By now, the patio began filling up with guests, and among them were friends Peg and Rich, frequent repeat world cruise travelers like us. Finally, we had some time to visit with them since we were all sent home almost three years ago due to Covid. Nice to see them back, they admitted to coming to this hotel because of reading the blog. They had done an independent tour and had their driver drop them off up here. Like us, they walked back to the ship.
On our way back, we took the time to hike up to see the Cathedral, even though we did that last year. This time the school kids were out, and playing around the church grounds. It appeared to be a big deal with them if we said hello as they ran by us. We did make several short stops to cool off in the shade along the way, and that got us back to the pier by 3pm. Thank goodness there were crew members handing out either ice water or lemonade before we boarded the boat back to the ship. We had brought water with us, but every single drop was gone. The ride back was quick, and once again, there were many helping hands at the tender landing getting us back onboard safely. Once we got back in our room, we never left until dinnertime. Passing showers began close to 4pm, and continued off and on until dark.

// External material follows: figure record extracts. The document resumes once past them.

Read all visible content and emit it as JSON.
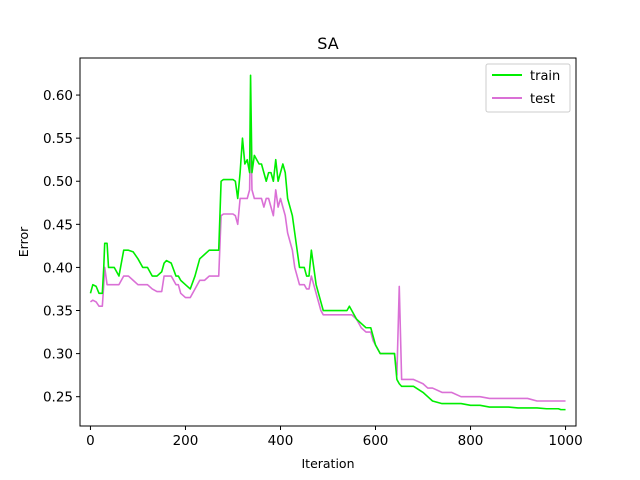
{
  "chart_data": {
    "type": "line",
    "title": "SA",
    "xlabel": "Iteration",
    "ylabel": "Error",
    "xlim": [
      -22,
      1022
    ],
    "ylim": [
      0.216,
      0.643
    ],
    "xticks": [
      0,
      200,
      400,
      600,
      800,
      1000
    ],
    "xtick_labels": [
      "0",
      "200",
      "400",
      "600",
      "800",
      "1000"
    ],
    "yticks": [
      0.25,
      0.3,
      0.35,
      0.4,
      0.45,
      0.5,
      0.55,
      0.6
    ],
    "ytick_labels": [
      "0.25",
      "0.30",
      "0.35",
      "0.40",
      "0.45",
      "0.50",
      "0.55",
      "0.60"
    ],
    "grid": false,
    "legend_position": "top-right",
    "colors": {
      "train": "#00ee00",
      "test": "#da70d6"
    },
    "series": [
      {
        "name": "train",
        "x": [
          0,
          5,
          12,
          18,
          25,
          28,
          30,
          35,
          38,
          40,
          45,
          50,
          60,
          70,
          80,
          90,
          100,
          110,
          120,
          130,
          140,
          150,
          155,
          160,
          170,
          180,
          185,
          190,
          200,
          210,
          220,
          230,
          240,
          250,
          255,
          260,
          270,
          275,
          280,
          300,
          305,
          310,
          315,
          320,
          325,
          330,
          335,
          337,
          340,
          345,
          350,
          355,
          360,
          365,
          370,
          375,
          380,
          385,
          390,
          395,
          400,
          405,
          410,
          415,
          420,
          425,
          430,
          435,
          440,
          445,
          450,
          455,
          460,
          465,
          470,
          475,
          480,
          485,
          490,
          500,
          510,
          520,
          530,
          540,
          545,
          550,
          560,
          570,
          580,
          590,
          595,
          600,
          610,
          620,
          630,
          640,
          645,
          650,
          655,
          660,
          680,
          700,
          710,
          720,
          740,
          760,
          780,
          800,
          820,
          840,
          860,
          880,
          900,
          920,
          940,
          960,
          975,
          985,
          990,
          1000
        ],
        "y": [
          0.37,
          0.38,
          0.378,
          0.37,
          0.37,
          0.4,
          0.428,
          0.428,
          0.4,
          0.4,
          0.4,
          0.4,
          0.39,
          0.42,
          0.42,
          0.418,
          0.41,
          0.4,
          0.4,
          0.39,
          0.39,
          0.395,
          0.405,
          0.408,
          0.405,
          0.39,
          0.39,
          0.385,
          0.38,
          0.375,
          0.39,
          0.41,
          0.415,
          0.42,
          0.42,
          0.42,
          0.42,
          0.5,
          0.502,
          0.502,
          0.5,
          0.48,
          0.51,
          0.55,
          0.52,
          0.525,
          0.51,
          0.623,
          0.51,
          0.53,
          0.525,
          0.52,
          0.52,
          0.51,
          0.5,
          0.51,
          0.51,
          0.5,
          0.525,
          0.5,
          0.51,
          0.52,
          0.51,
          0.48,
          0.47,
          0.46,
          0.44,
          0.42,
          0.4,
          0.4,
          0.4,
          0.39,
          0.39,
          0.42,
          0.4,
          0.38,
          0.37,
          0.36,
          0.35,
          0.35,
          0.35,
          0.35,
          0.35,
          0.35,
          0.355,
          0.35,
          0.34,
          0.335,
          0.33,
          0.33,
          0.32,
          0.31,
          0.3,
          0.3,
          0.3,
          0.3,
          0.27,
          0.265,
          0.262,
          0.262,
          0.262,
          0.255,
          0.25,
          0.245,
          0.242,
          0.242,
          0.242,
          0.24,
          0.24,
          0.238,
          0.238,
          0.238,
          0.237,
          0.237,
          0.237,
          0.236,
          0.236,
          0.236,
          0.235,
          0.235
        ]
      },
      {
        "name": "test",
        "x": [
          0,
          5,
          12,
          18,
          25,
          28,
          30,
          35,
          38,
          40,
          45,
          50,
          60,
          70,
          80,
          90,
          100,
          110,
          120,
          130,
          140,
          150,
          155,
          160,
          170,
          180,
          185,
          190,
          200,
          210,
          220,
          230,
          240,
          250,
          255,
          260,
          270,
          275,
          280,
          300,
          305,
          310,
          315,
          320,
          325,
          330,
          335,
          337,
          340,
          345,
          350,
          355,
          360,
          365,
          370,
          375,
          380,
          385,
          390,
          395,
          400,
          405,
          410,
          415,
          420,
          425,
          430,
          435,
          440,
          445,
          450,
          455,
          460,
          465,
          470,
          475,
          480,
          485,
          490,
          500,
          510,
          520,
          530,
          540,
          545,
          550,
          560,
          570,
          580,
          590,
          595,
          600,
          610,
          620,
          630,
          640,
          645,
          650,
          655,
          660,
          680,
          700,
          710,
          720,
          740,
          760,
          780,
          800,
          820,
          840,
          860,
          880,
          900,
          920,
          940,
          960,
          975,
          985,
          990,
          1000
        ],
        "y": [
          0.36,
          0.362,
          0.36,
          0.355,
          0.355,
          0.38,
          0.4,
          0.38,
          0.38,
          0.38,
          0.38,
          0.38,
          0.38,
          0.39,
          0.39,
          0.385,
          0.38,
          0.38,
          0.38,
          0.375,
          0.372,
          0.372,
          0.39,
          0.39,
          0.39,
          0.38,
          0.38,
          0.37,
          0.365,
          0.365,
          0.375,
          0.385,
          0.385,
          0.39,
          0.39,
          0.39,
          0.39,
          0.46,
          0.462,
          0.462,
          0.46,
          0.45,
          0.48,
          0.48,
          0.48,
          0.48,
          0.49,
          0.573,
          0.49,
          0.48,
          0.48,
          0.48,
          0.48,
          0.47,
          0.48,
          0.48,
          0.47,
          0.46,
          0.49,
          0.47,
          0.48,
          0.47,
          0.46,
          0.44,
          0.43,
          0.42,
          0.4,
          0.39,
          0.38,
          0.38,
          0.38,
          0.375,
          0.375,
          0.39,
          0.38,
          0.37,
          0.36,
          0.35,
          0.345,
          0.345,
          0.345,
          0.345,
          0.345,
          0.345,
          0.345,
          0.345,
          0.34,
          0.33,
          0.325,
          0.325,
          0.315,
          0.31,
          0.3,
          0.3,
          0.3,
          0.3,
          0.275,
          0.378,
          0.27,
          0.27,
          0.27,
          0.265,
          0.26,
          0.26,
          0.255,
          0.255,
          0.25,
          0.25,
          0.25,
          0.248,
          0.248,
          0.248,
          0.248,
          0.248,
          0.245,
          0.245,
          0.245,
          0.245,
          0.245,
          0.245
        ]
      }
    ]
  }
}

Dinnertime found our group all present, everyone with a different story for the day's activities. Barb and Susie had planned on going to shore together, while Woody would hold down the fort. However, when it was announced that the conditions at the pier landing were dicey, they changed their minds and stayed onboard. Too bad….they could have done it easily. Greg and Heo had never stopped in Nuku Hiva before, and did get off making it as far as the Cathedral before deciding to turn around and go back to the produce market. They even bought a few of the local pineapples and brought some to dinner to share. They were as sweet and tasty as Ian had mentioned in his port talk. Right before joining our table, the guys made a visit to the already started "Glamp-Out", a new special event held in the Lido pool area. Based on the new idea of glamorous camping, the experience offered snacks like cut-up hot dogs and Pringles (for sale) for starters. Many other snacks and desserts were available while the Band played music and lecturer Andy Fletcher gave short campfire talks poolside. A canoe had been put in the pool as well. This event lasted until 10pm. The rest of our tablemates, including us called it a night, but not before we finished our meals of crispy spring rolls, salads, a complete turkey dinner, and one salmon plate. The sliced pineapple complimented everyone's desserts.
The Zuiderdam left the bay silently around 10:30pm, then headed towards Tahiti, our next port of call in two days. We are happy to have two sea days to rest up.